En relisant bien tes superbes messages, Sosryko, j’ai bien peu de choses à redire, car je ne peux absolument pas rivaliser avec toi sur ce sujet. Mais, quitte à faire des suggestions, je me suis demandé en te relisant si on ne pouvait pas te reprocher de ne pas mettre en valeur la diversité des conceptions historiques du royaume de Dieu suivant les évangiles (mais peut-être est-ce volontaire de ta part): si je ne me trompe pas le double sens du "royaume de Dieu" chez Matthieu est beaucoup moins évident chez Luc qui insiste sur une réalisation future du royaume de Dieu sans souligner la réalité présente de ce royaume (que souligne Mat XII, 28 et sur laquelle se fondent les théories d’ « eschatologie réalisée » de C.H. Dodd). Pour Luc, par exemple, il n’est pas véritablement question d’un royaume de Dieu qui commencerait avec la venue du Christ. Là ou il est question du Royaume de Dieu « présent » chez les autres évangélistes, Luc évite (à mon avis volontairement) cette idée et évoquera davantage de la présence de l’Esprit saint. Je cite le Que sais-je ? d’Oscar Cullmann sur le NT :
[citation=Que sais-je ? Le Nouveau Testament, p. 39.]Jean le Baptiste, sa mère et son père sont remplis de l’Esprit sain (I,15, 41, 67) ainsi que le vieillard Siméon (II 25-27) […]. C’est donc l’Esprit qu’il faut demander dans la prière : « Si vous qui êtes mauvais, vous savez donner à vos enfants, combien plus le Père céleste donnera-t-il l’Esprit sain (Matthieu dit à cet endroit : « de bonnes choses », Matthieu VII,11) à ceux qui le lui demande » (XI, 13), et nous trouvons pour la demande de l’oraison dominicale « que ton règne (ou « que ton royaume ») vienne », [il y a ] une variante attestée par quelques témoins : « Que vienne sur nous ton esprit saint et qu’il nous purifie » (Luc11:2).[/citation]
3. Statut de la magie chez Tolkien
Un détail maintenant, qui n’est pas une critique de ton travail Sosryko mais vise à compléter un point que tu évoquais et qui fut débattu à plusieurs reprises sur ce forum. L’expression « the lord of magic and machine » que tu utilises renvoyant à Morgoth (cf la lettre 131 à Milton Waldman que tu cites) ne doit pas faire oublier que le terme, même s’il l’utilise avec parcimonie, et même à reculons, n’est pas nécessairement connoté aussi négativement même si le terme est fréquent : [emphase]« and the Elves came their nearest to falling to 'magic' and machinery »[/emphase] (même lettre).
Un peu plus loin il écrit : [emphase]« But also they enhanced the natural powers of a possessor – thus approaching 'magic', a motive easily corruptible into evil, a lust for domination »[/emphase].
Le fait que Tolkien précise [emphase]« a motive easily corruptible into evil »[/emphase] ne montre-t-il pas que c’est moins la nature de la magie qui est mauvaise que son utilisation par une race elle-même corruptible ?

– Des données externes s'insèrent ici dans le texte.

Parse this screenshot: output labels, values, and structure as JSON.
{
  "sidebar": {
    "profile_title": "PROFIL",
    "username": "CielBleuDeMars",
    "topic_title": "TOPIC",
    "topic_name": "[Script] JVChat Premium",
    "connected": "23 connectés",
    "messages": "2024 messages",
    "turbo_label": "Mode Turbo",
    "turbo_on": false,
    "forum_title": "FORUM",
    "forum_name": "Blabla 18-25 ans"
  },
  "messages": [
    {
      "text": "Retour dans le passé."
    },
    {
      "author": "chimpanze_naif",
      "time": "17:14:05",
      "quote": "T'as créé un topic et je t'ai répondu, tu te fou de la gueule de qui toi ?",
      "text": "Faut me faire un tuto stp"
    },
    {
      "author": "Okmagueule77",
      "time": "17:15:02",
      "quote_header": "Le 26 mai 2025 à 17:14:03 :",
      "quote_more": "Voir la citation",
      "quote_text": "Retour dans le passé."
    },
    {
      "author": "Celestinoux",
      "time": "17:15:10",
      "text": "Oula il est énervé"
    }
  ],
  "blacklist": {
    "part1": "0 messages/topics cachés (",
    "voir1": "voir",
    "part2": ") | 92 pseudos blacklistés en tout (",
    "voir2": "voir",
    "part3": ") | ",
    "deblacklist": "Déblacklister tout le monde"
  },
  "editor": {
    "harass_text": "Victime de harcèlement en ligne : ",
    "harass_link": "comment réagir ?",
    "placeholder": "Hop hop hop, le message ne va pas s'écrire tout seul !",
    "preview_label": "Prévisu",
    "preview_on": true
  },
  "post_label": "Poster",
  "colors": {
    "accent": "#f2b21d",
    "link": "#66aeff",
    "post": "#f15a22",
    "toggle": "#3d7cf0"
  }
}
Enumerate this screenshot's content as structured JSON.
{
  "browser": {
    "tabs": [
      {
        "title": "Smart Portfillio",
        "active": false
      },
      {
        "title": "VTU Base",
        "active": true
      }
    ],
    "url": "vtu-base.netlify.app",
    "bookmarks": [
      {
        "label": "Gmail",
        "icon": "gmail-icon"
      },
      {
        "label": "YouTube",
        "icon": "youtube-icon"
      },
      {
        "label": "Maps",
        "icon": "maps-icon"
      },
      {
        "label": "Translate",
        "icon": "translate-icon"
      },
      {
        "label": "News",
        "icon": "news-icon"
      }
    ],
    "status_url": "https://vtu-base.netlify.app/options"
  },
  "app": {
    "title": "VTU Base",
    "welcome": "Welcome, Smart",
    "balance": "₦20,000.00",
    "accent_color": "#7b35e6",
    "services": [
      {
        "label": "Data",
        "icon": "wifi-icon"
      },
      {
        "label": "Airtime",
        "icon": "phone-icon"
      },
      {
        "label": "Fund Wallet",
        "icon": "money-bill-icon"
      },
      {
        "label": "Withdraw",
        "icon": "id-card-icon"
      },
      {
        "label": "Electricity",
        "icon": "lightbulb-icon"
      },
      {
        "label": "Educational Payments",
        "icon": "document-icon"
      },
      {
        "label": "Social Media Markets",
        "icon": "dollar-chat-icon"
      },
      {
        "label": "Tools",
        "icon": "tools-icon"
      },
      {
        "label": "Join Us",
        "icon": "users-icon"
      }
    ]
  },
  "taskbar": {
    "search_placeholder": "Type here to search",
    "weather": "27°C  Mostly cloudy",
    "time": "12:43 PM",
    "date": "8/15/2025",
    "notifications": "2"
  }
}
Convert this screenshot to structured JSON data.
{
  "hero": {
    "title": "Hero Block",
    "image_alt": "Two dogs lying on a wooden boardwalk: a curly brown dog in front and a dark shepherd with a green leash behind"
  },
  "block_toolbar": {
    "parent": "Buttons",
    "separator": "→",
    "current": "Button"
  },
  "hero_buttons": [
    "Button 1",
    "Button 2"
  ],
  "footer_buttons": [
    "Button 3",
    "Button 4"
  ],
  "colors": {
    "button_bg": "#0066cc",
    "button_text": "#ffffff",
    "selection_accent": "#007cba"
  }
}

C’est en fait dans la lettre 155 à Naomi Mitchison qu’il s’explique de manière explicite sur les différents sens du terme ‘magic’ et sa complexe relation à la notion de « machinery ». Je citerai cette lettre entièrement pour dissiper les nombreuses questions sur ce sujet, car cette explication, définitive, peut être très utile pour les intervenants de ce forum dans bien d’autres posts :
[citation]I am afraid I have been far too casual about 'magic' and especially the use of the word; though Galadriel and others show by the criticism of the 'mortal' use of the word, that the thought about it is not altogether casual. But it is a v. large question, and difficult; and a story which, as you so rightly say, is largely about motives (choice, temptations etc.) and the intentions for using whatever is found in the world, could hardly be burdened with a pseudo-philosophic disquisition! I do not intend to involve myself in any debate whether 'magic' in any sense is real or really possible in the world. But I suppose that, for the purposes of the tale, some would say that there is a latent distinction such as once was called the distinction between magia and goeteia. Galadriel speaks of the 'deceits of the Enemy'. Well enough, but magia could be, was, held good (per se), and goeteia bad. Neither is, in this tale, good or bad (per se), but only by motive or purpose or use. Both sides use both, but with different motives. The supremely bad motive is (for this tale, since it is specially about it) domination of other 'free' wills. The Enemy's operations are by no means all goetic deceits, but 'magic' that produces real effects in the physical world. But his magia he uses to bulldoze both people and things, and his goeteia to terrify and subjugate. Their magia the Elves and Gandalf use (sparingly): a magia, producing real results (like fire in a wet faggot) for specific beneficent purposes. Their goetic effects are entirely artistic and not intended to deceive: they never deceive Elves (but may deceive or bewilder unaware Men) since the difference is to them as clear as the difference to us between fiction, painting, and sculpture, and 'life'.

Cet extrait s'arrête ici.